Russland

Chruschtschows Geheimrede am 25. Februar 1956

Moskau (n-ost) - Vom 14. bis zum 25. Februar 1956 hielt in Moskau die Kommunistische Partei der Sowjetunion (KPdSU) ihren 20. Parteitag ab. An seinem Beginn und an seinem Ende standen zwei Reden, die die Wirkung eines Sprengsatzes entfalteten, der die kommunistische Welt erschüttern ließ. In beiden Reden ging es um Stalins Herrschaft, und was dabei gesagt wurde, zwang den medizinischen Notdienst, der bei dieser größten Veranstaltung der sowjetischen Millionenpartei natürlich präsent war, zu Schwerstarbeit: Dutzendfach mussten Sanitäter und Ärzte denjenigen der 1355 Delegierten beistehen, deren Herz oder Hirn bei dem radikalen Denkmalssturz des einstigen „Gottes“ Stalin zu streiken drohten.
Dass etwas „in der Luft lag“, merkten die Delegierten bereits bei ihrem Eintreffen: An der Stirnwand des Kongresssaales hing kein Bild von Stalin. Das war ungewöhn¬lich, musste aber noch nichts bedeuten: Seit Stalins Tod am 5. März 1953 hatte eine vorsichtige Lockerung eingesetzt. Damit hätte es Nikita Chruschtschow (1894-1971), seit 1953 neuer Parteichef der KPdSU, gerne bewenden lassen.

Andere aber verlangten radikalere Änderungen, allen voran Anastas Mikojan (1895-1978). Mikojan, seit 1935 Mitglied im Politbüro der KPdSU, hatte Stalin in vielen Funktionen treu gedient, in dem Machtkampf nach dessen Tod aber Chruschtschow unterstützt. Kurz vor dem Parteitag hatte er diesen bestürmt, ein klares Wort über die „Verbrechen Stalins“ zu sprechen. Dieser Vorschlag löste im Politbüro nur Entsetzen aus.
Mikojan entschloss sich zur Flucht nach vorn. Bereits am Eröffnungstag ergriff er das Wort zu einer „unerwarteten“ Rede, in welcher der Name Stalin nur ein einziges Mal vorkam, dessen „Verbrechen, Irrtümer, Fehler und Machtmissbrauch“ aber breiten Raum einnahmen. Mikojan hatte hastig gesprochen, mit überschlagender Stimme – als habe er Angst gehabt, „nicht alles sagen zu können, was er sagen wollte“. So berichteten es später Parteitagsdelegierte. Im Saal herrschte während der Rede entsetztes Schweigen, nach ihr große Aufregung – in Gruppen stand man beisammen, besprach das soeben Gehörte.

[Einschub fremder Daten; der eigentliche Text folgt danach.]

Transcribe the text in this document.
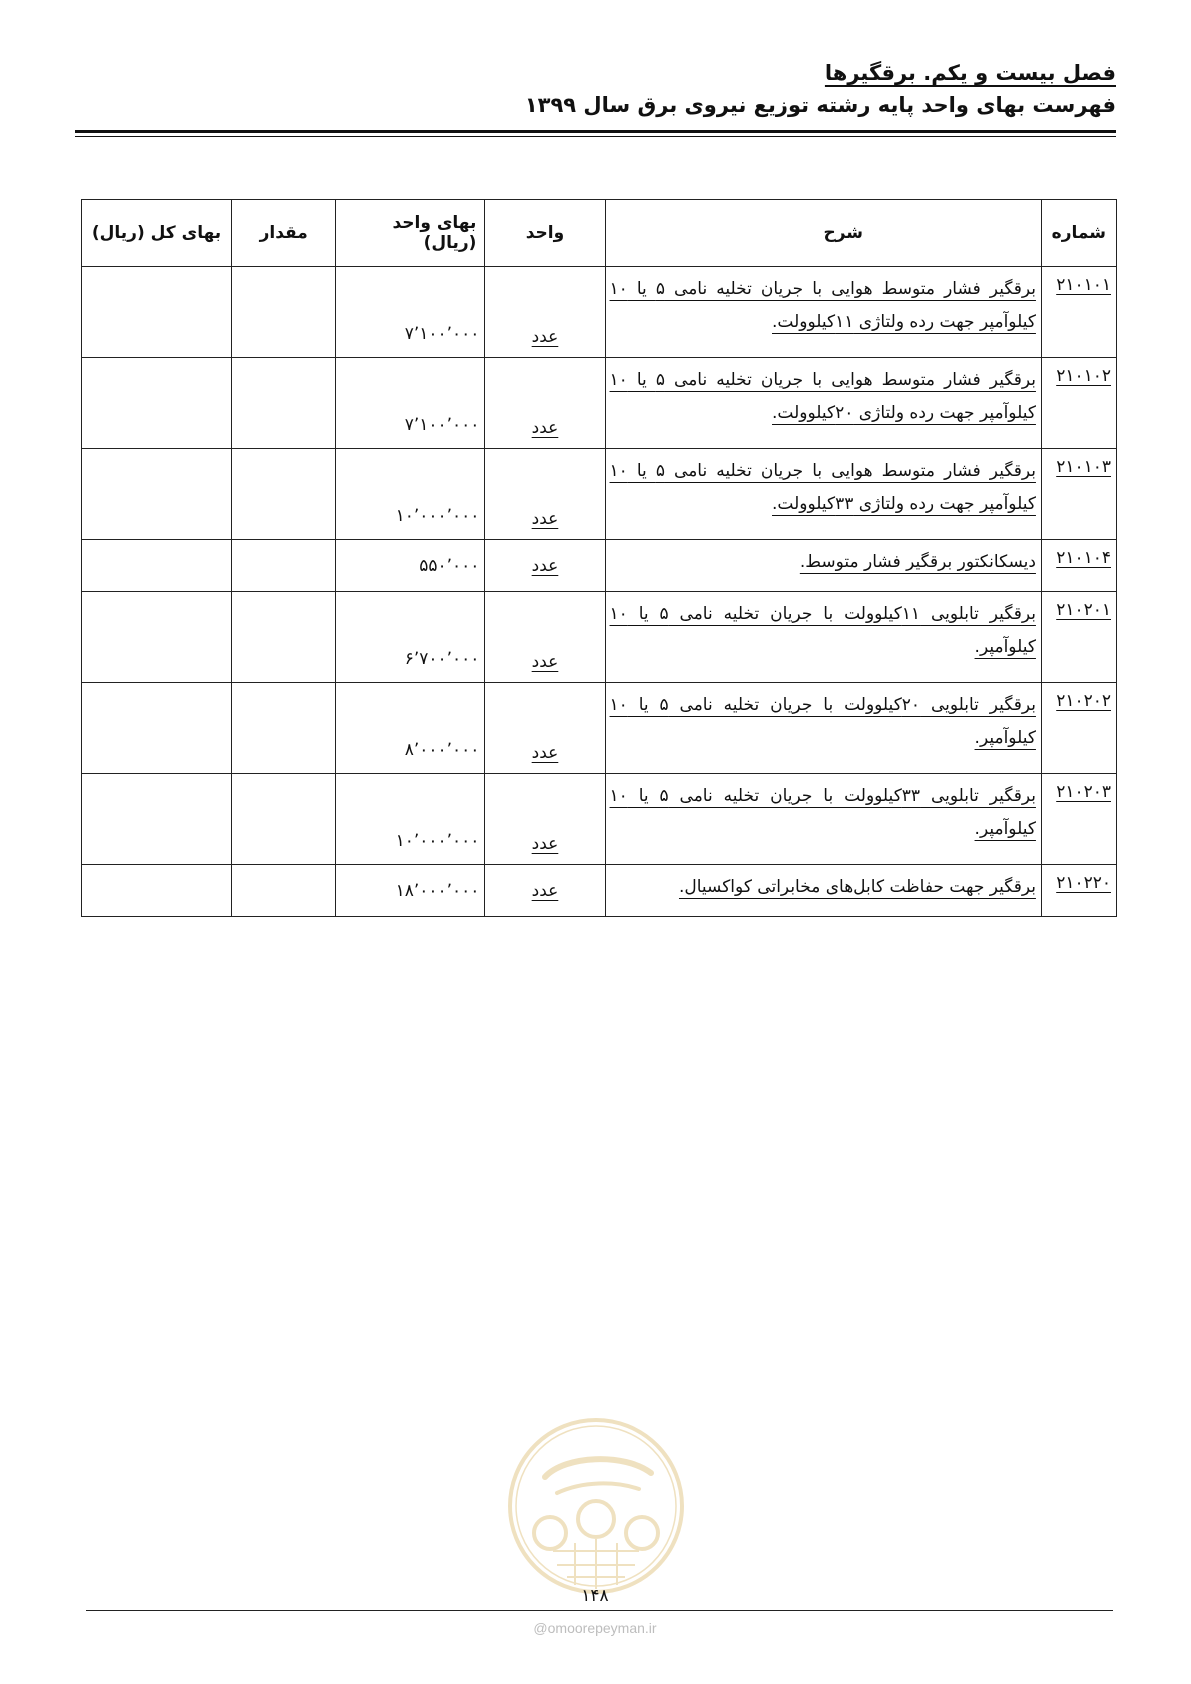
فصل بیست و یکم. برقگیرها
فهرست بهای واحد پایه رشته توزیع نیروی برق سال ۱۳۹۹
شماره	شرح	واحد	بهای واحد (ریال)	مقدار	بهای کل (ریال)
۲۱۰۱۰۱	برقگیر فشار متوسط هوایی با جریان تخلیه نامی ۵ یا ۱۰ کیلوآمپر جهت رده ولتاژی ۱۱کیلوولت.	عدد	۷٬۱۰۰٬۰۰۰		
۲۱۰۱۰۲	برقگیر فشار متوسط هوایی با جریان تخلیه نامی ۵ یا ۱۰ کیلوآمپر جهت رده ولتاژی ۲۰کیلوولت.	عدد	۷٬۱۰۰٬۰۰۰		
۲۱۰۱۰۳	برقگیر فشار متوسط هوایی با جریان تخلیه نامی ۵ یا ۱۰ کیلوآمپر جهت رده ولتاژی ۳۳کیلوولت.	عدد	۱۰٬۰۰۰٬۰۰۰		
۲۱۰۱۰۴	دیسکانکتور برقگیر فشار متوسط.	عدد	۵۵۰٬۰۰۰		
۲۱۰۲۰۱	برقگیر تابلویی ۱۱کیلوولت با جریان تخلیه نامی ۵ یا ۱۰ کیلوآمپر.	عدد	۶٬۷۰۰٬۰۰۰		
۲۱۰۲۰۲	برقگیر تابلویی ۲۰کیلوولت با جریان تخلیه نامی ۵ یا ۱۰ کیلوآمپر.	عدد	۸٬۰۰۰٬۰۰۰		
۲۱۰۲۰۳	برقگیر تابلویی ۳۳کیلوولت با جریان تخلیه نامی ۵ یا ۱۰ کیلوآمپر.	عدد	۱۰٬۰۰۰٬۰۰۰		
۲۱۰۲۲۰	برقگیر جهت حفاظت کابل‌های مخابراتی کواکسیال.	عدد	۱۸٬۰۰۰٬۰۰۰		
۱۴۸
@omoorepeyman.ir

Die Parteiführung, ebenso überrascht wie der restliche Parteitag, zog sich zurück, um die Lage zu besprechen. Nach langen und lautstarken Debatten beschloss man, Chruschtschow solle zum selben Thema sprechen –„ganz am Ende, auf der letzten Parteitagssitzung.“ Mehr noch: Die Sitzung solle „geschlossen“ verlaufen, die Rede „geheim“ bleiben, keine Diskussion über sie zugelassen werden.

Am 25. Februar schlug dann Chruschtschows Stunde. Er verlas ein 42-seitiges Manuskript „Über den Personenkult und seine Folgen“. „Personenkult“ war nur ein anderes Wort für Stalins Gewaltherrschaft, die nach späteren Berechnungen des Stalin-Biographen Boris Souvarine 100 Millionen direkte und indirekte Opfer gefordert hatte.

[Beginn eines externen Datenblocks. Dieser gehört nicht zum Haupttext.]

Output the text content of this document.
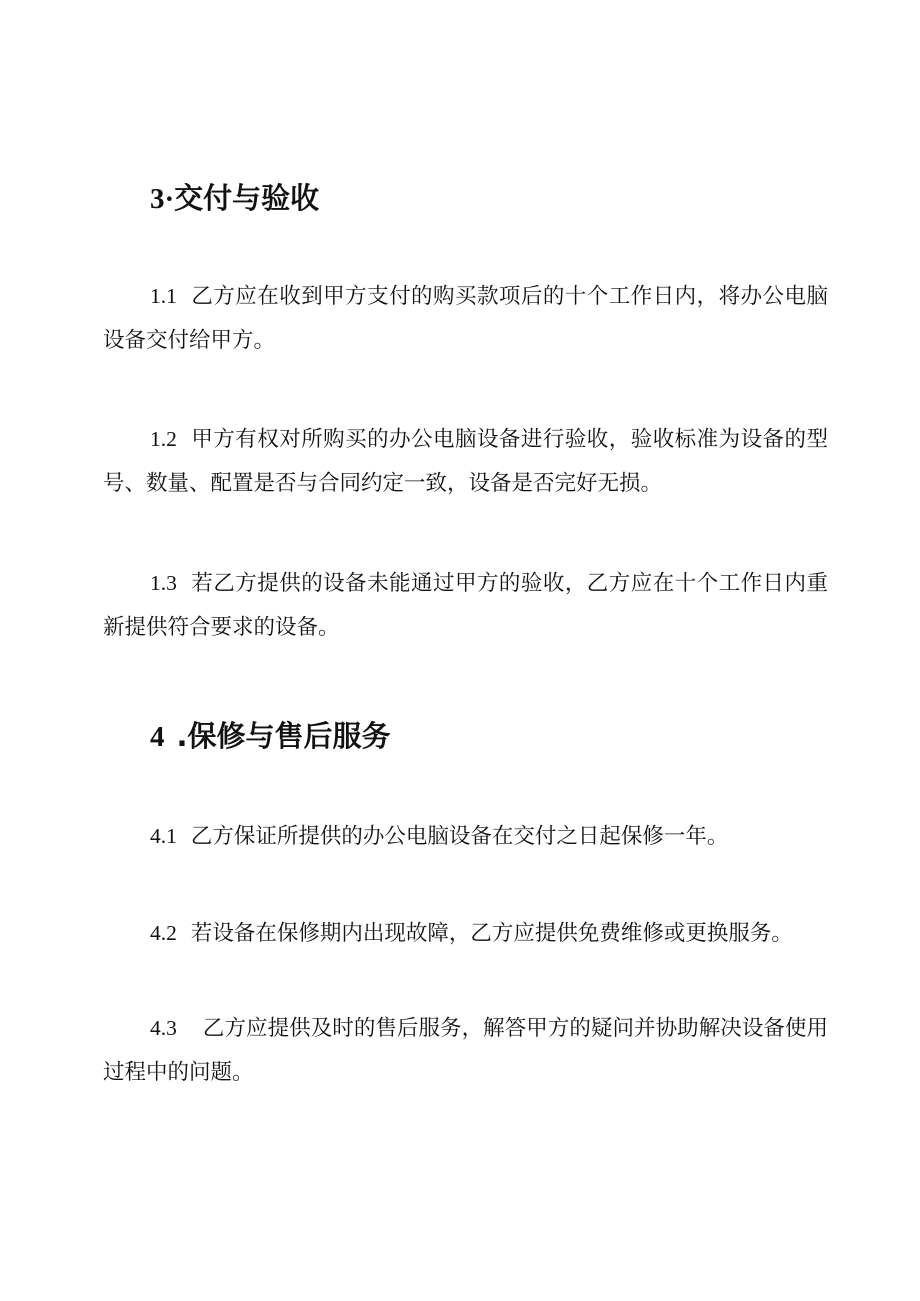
3·交付与验收

1.1 乙方应在收到甲方支付的购买款项后的十个工作日内，将办公电脑设备交付给甲方。

1.2 甲方有权对所购买的办公电脑设备进行验收，验收标准为设备的型号、数量、配置是否与合同约定一致，设备是否完好无损。

1.3 若乙方提供的设备未能通过甲方的验收，乙方应在十个工作日内重新提供符合要求的设备。

4 .保修与售后服务

4.1 乙方保证所提供的办公电脑设备在交付之日起保修一年。

4.2 若设备在保修期内出现故障，乙方应提供免费维修或更换服务。

4.3 乙方应提供及时的售后服务，解答甲方的疑问并协助解决设备使用过程中的问题。
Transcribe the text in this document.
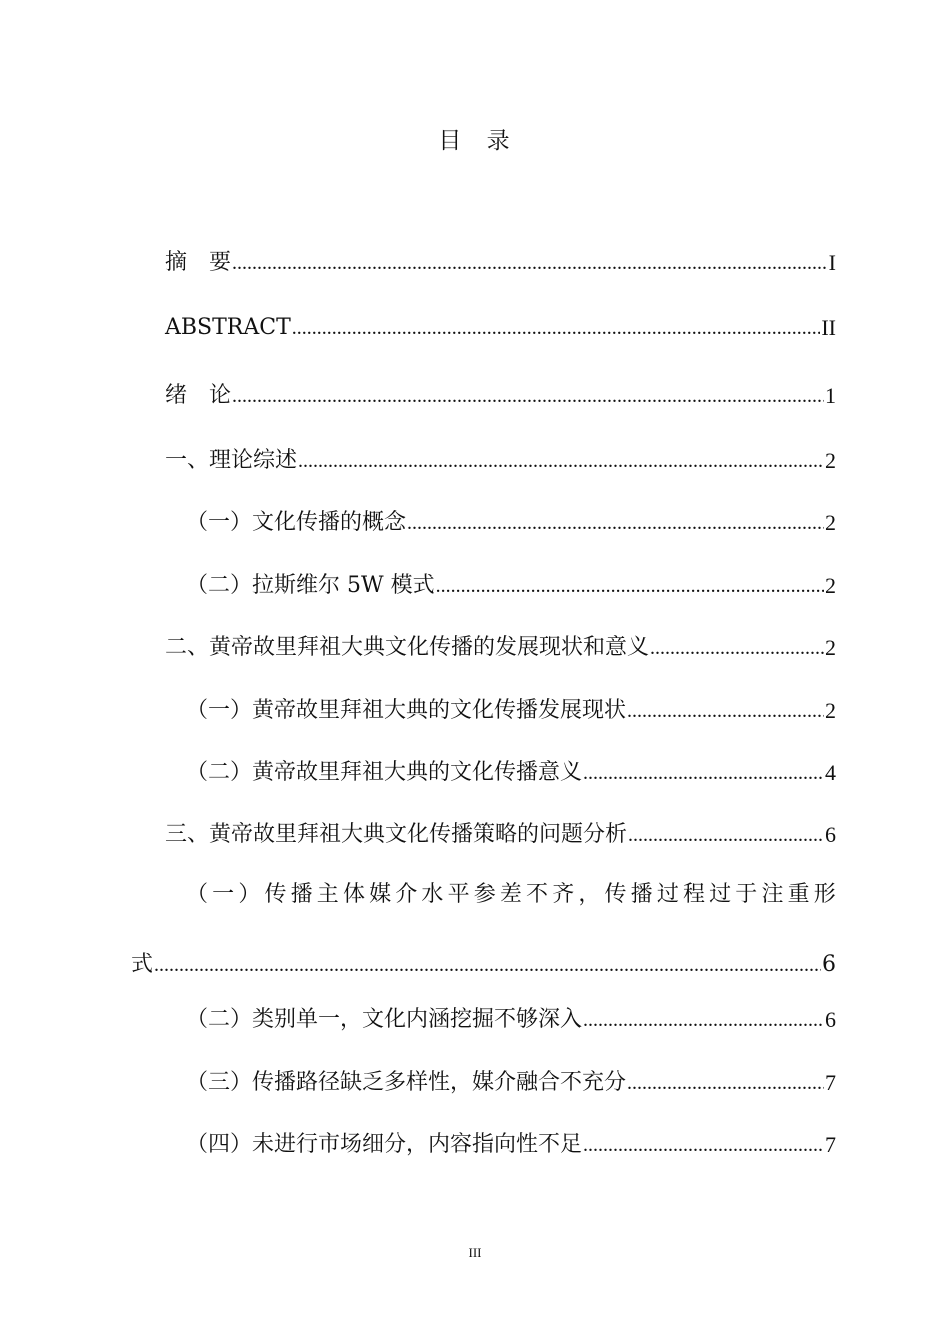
目 录
摘　要 .....	I
ABSTRACT .....	II
绪　论 .....	1
一、理论综述 .....	2
（一）文化传播的概念 .....	2
（二）拉斯维尔 5W 模式 .....	2
二、黄帝故里拜祖大典文化传播的发展现状和意义 .....	2
（一）黄帝故里拜祖大典的文化传播发展现状 .....	2
（二）黄帝故里拜祖大典的文化传播意义 .....	4
三、黄帝故里拜祖大典文化传播策略的问题分析 .....	6
（ 一 ） 传 播 主 体 媒 介 水 平 参 差 不 齐 ， 传 播 过 程 过 于 注 重 形
式 .....	6
（二）类别单一，文化内涵挖掘不够深入 .....	6
（三）传播路径缺乏多样性，媒介融合不充分 .....	7
（四）未进行市场细分，内容指向性不足 .....	7
III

Chruschtschow sprach lange über Stalins Eitelkeit, seine Unbildung, seine Stümpereien als Wirtschaftsplaner und vor allem über den blutigen Terror, mit dem Stalin das ganze Land überzogen hatte. Der Redner verlas Briefe, die alt gediente Parteimitglieder aus den Folterkellern der Geheimpolizei vergeblich an Stalin geschickt hatten, er forderte im Saal sitzende Politiker, Generäle und andere auf, „die Wahrheit über Stalin“ zu sagen.
Die Rede wurde eine Sensation, obwohl sich die KPdSU größte Mühe gab, sie vor der Öffentlichkeit zu verbergen. Doch Titos Kommunisten in Jugoslawien, die als einzige noch zu dessen Lebzeiten mit Stalin gebrochen hatten, konnten sich den vollen Text beschaffen und veröffentlichten ihn mit deutlicher Genugtuung. Im Juni zogen die Amerikaner nach und von da ab kannte den Text die ganze Welt.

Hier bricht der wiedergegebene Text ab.